O candidato de Schrödinger.

[Entre o cartaz e o caixão, uma ETAR e um talvez]


O PSD-M, sempre criativo na arte de não decidir ou de decidir mal, acaba de apresentar ao Funchal, e, por extensão, à Madeira inteira, uma nova categoria da zoologia política: o candidato de Schrödinger. Aquele que é e não é ao mesmo tempo. Que está numa lista, mas fora dela. Que concede entrevistas, mas desmente a própria existência eleitoral. Um candidato que respira, fala, aparece na imprensa, mas jura que talvez esteja morto antes do primeiro panfleto.

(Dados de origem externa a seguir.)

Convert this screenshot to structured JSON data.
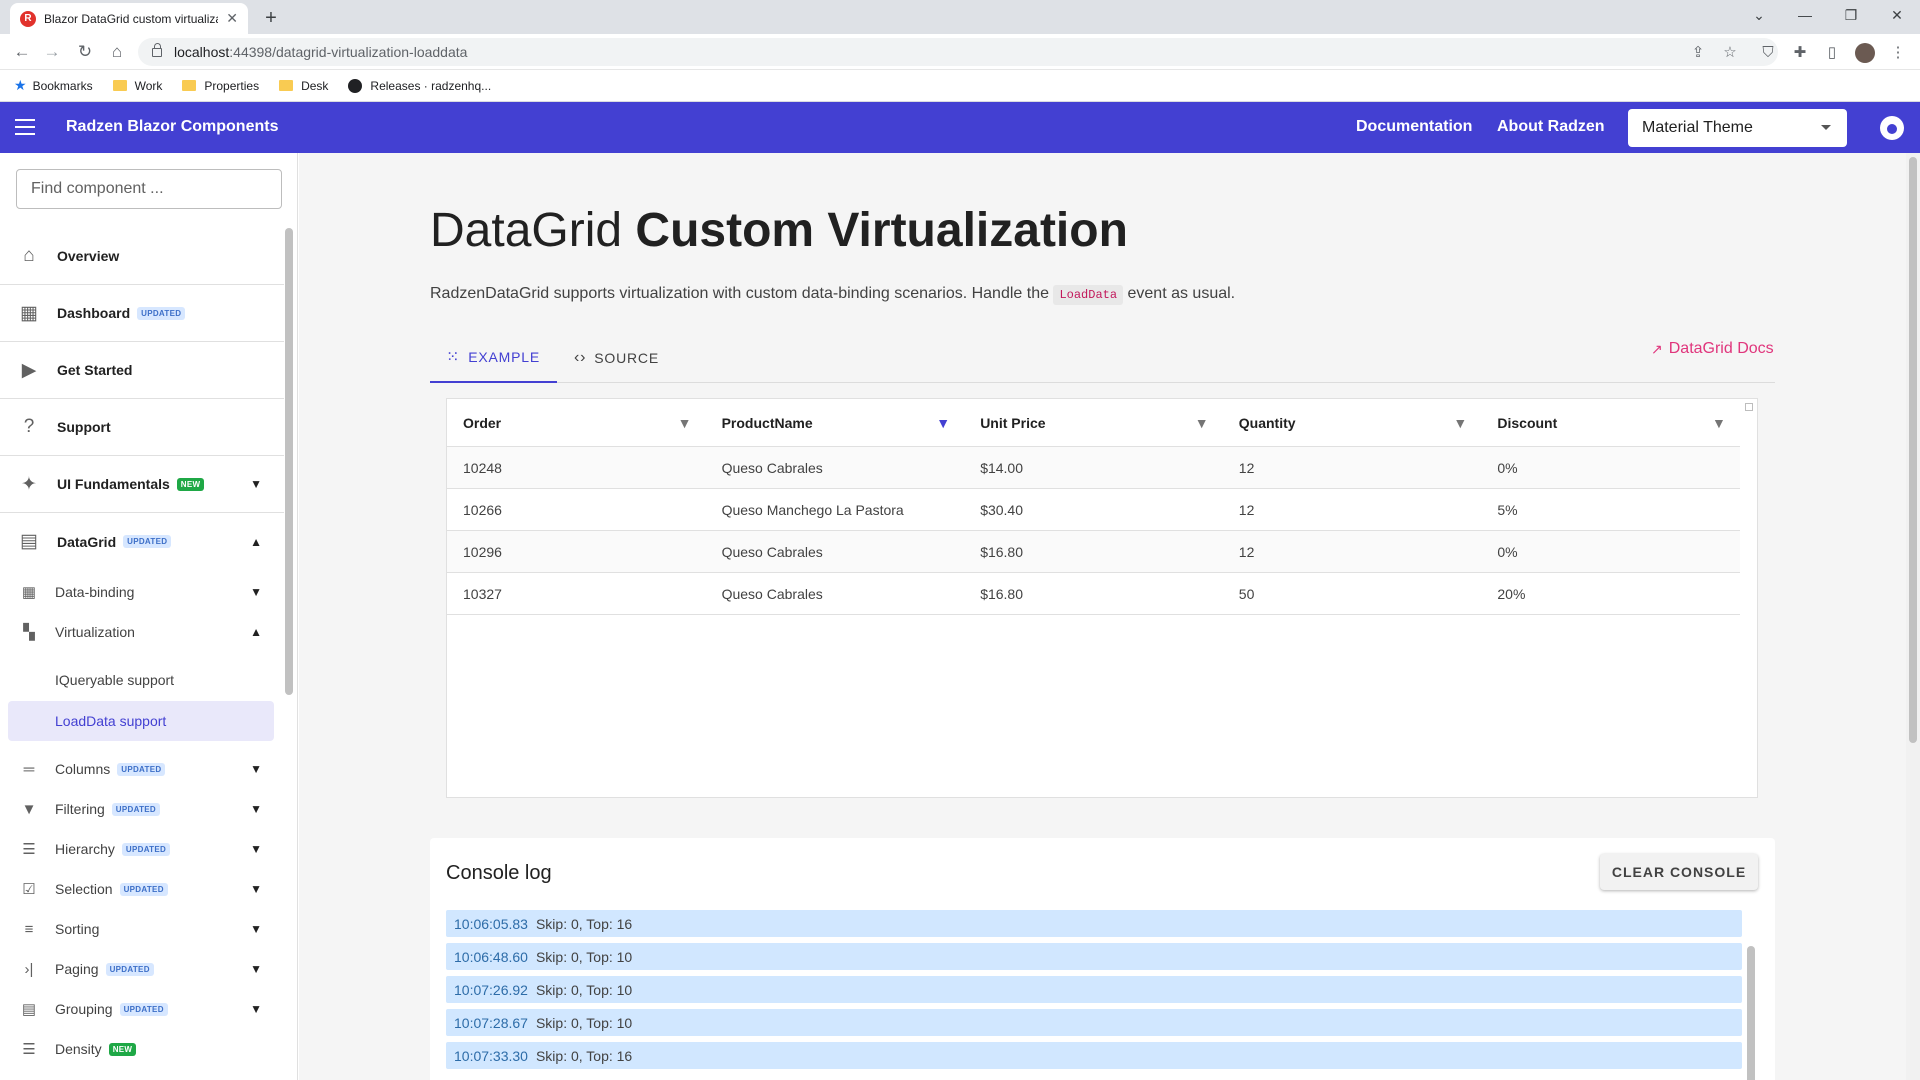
{
  "browser": {
    "tab_title": "Blazor DataGrid custom virtualiza",
    "url_host": "localhost",
    "url_path": ":44398/datagrid-virtualization-loaddata",
    "bookmarks": [
      {
        "label": "Bookmarks",
        "icon": "star-icon"
      },
      {
        "label": "Work",
        "icon": "folder-icon"
      },
      {
        "label": "Properties",
        "icon": "folder-icon"
      },
      {
        "label": "Desk",
        "icon": "folder-icon"
      },
      {
        "label": "Releases · radzenhq...",
        "icon": "github-icon"
      }
    ]
  },
  "header": {
    "title": "Radzen Blazor Components",
    "links": [
      "Documentation",
      "About Radzen"
    ],
    "theme": "Material Theme",
    "accent": "#4340d2"
  },
  "sidebar": {
    "search_placeholder": "Find component ...",
    "top_items": [
      {
        "label": "Overview",
        "icon": "home-icon"
      },
      {
        "label": "Dashboard",
        "icon": "dashboard-icon",
        "badge": "UPDATED"
      },
      {
        "label": "Get Started",
        "icon": "play-icon"
      },
      {
        "label": "Support",
        "icon": "help-icon"
      },
      {
        "label": "UI Fundamentals",
        "icon": "fundamentals-icon",
        "badge": "NEW"
      },
      {
        "label": "DataGrid",
        "icon": "datagrid-icon",
        "badge": "UPDATED"
      }
    ],
    "sub_items": [
      {
        "label": "Data-binding",
        "icon": "grid-icon"
      },
      {
        "label": "Virtualization",
        "icon": "virtualization-icon"
      }
    ],
    "leaves": [
      {
        "label": "IQueryable support"
      },
      {
        "label": "LoadData support"
      }
    ],
    "more_items": [
      {
        "label": "Columns",
        "icon": "columns-icon",
        "badge": "UPDATED"
      },
      {
        "label": "Filtering",
        "icon": "filter-icon",
        "badge": "UPDATED"
      },
      {
        "label": "Hierarchy",
        "icon": "hierarchy-icon",
        "badge": "UPDATED"
      },
      {
        "label": "Selection",
        "icon": "selection-icon",
        "badge": "UPDATED"
      },
      {
        "label": "Sorting",
        "icon": "sort-icon"
      },
      {
        "label": "Paging",
        "icon": "paging-icon",
        "badge": "UPDATED"
      },
      {
        "label": "Grouping",
        "icon": "grouping-icon",
        "badge": "UPDATED"
      },
      {
        "label": "Density",
        "icon": "density-icon",
        "badge": "NEW"
      }
    ]
  },
  "main": {
    "title_light": "DataGrid ",
    "title_bold": "Custom Virtualization",
    "desc_before": "RadzenDataGrid supports virtualization with custom data-binding scenarios. Handle the ",
    "desc_code": "LoadData",
    "desc_after": " event as usual.",
    "tabs": [
      {
        "label": "EXAMPLE"
      },
      {
        "label": "SOURCE"
      }
    ],
    "docs_link": "DataGrid Docs"
  },
  "grid": {
    "columns": [
      "Order",
      "ProductName",
      "Unit Price",
      "Quantity",
      "Discount"
    ],
    "active_filter_column": "ProductName",
    "rows": [
      [
        "10248",
        "Queso Cabrales",
        "$14.00",
        "12",
        "0%"
      ],
      [
        "10266",
        "Queso Manchego La Pastora",
        "$30.40",
        "12",
        "5%"
      ],
      [
        "10296",
        "Queso Cabrales",
        "$16.80",
        "12",
        "0%"
      ],
      [
        "10327",
        "Queso Cabrales",
        "$16.80",
        "50",
        "20%"
      ]
    ]
  },
  "console": {
    "title": "Console log",
    "clear_label": "CLEAR CONSOLE",
    "entries": [
      {
        "time": "10:06:05.83",
        "msg": "Skip: 0, Top: 16"
      },
      {
        "time": "10:06:48.60",
        "msg": "Skip: 0, Top: 10"
      },
      {
        "time": "10:07:26.92",
        "msg": "Skip: 0, Top: 10"
      },
      {
        "time": "10:07:28.67",
        "msg": "Skip: 0, Top: 10"
      },
      {
        "time": "10:07:33.30",
        "msg": "Skip: 0, Top: 16"
      }
    ]
  }
}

José Luís Nunes é um médico de respeito e respeitável, figura pública com alguma compostura, alguém que se deu ao trabalho de preservar a seriedade da vida pública como quem limpa as janelas de uma casa abandonada. E, no entanto, aqui está ele, sujeito à humilhação calculada de uma pré-candidatura sem convicção, feita à imagem do partido que o rodeia: desfeito, hesitante, mais preocupado com arranjos internos do que com qualquer ideia de cidade, projecto ou comunidade.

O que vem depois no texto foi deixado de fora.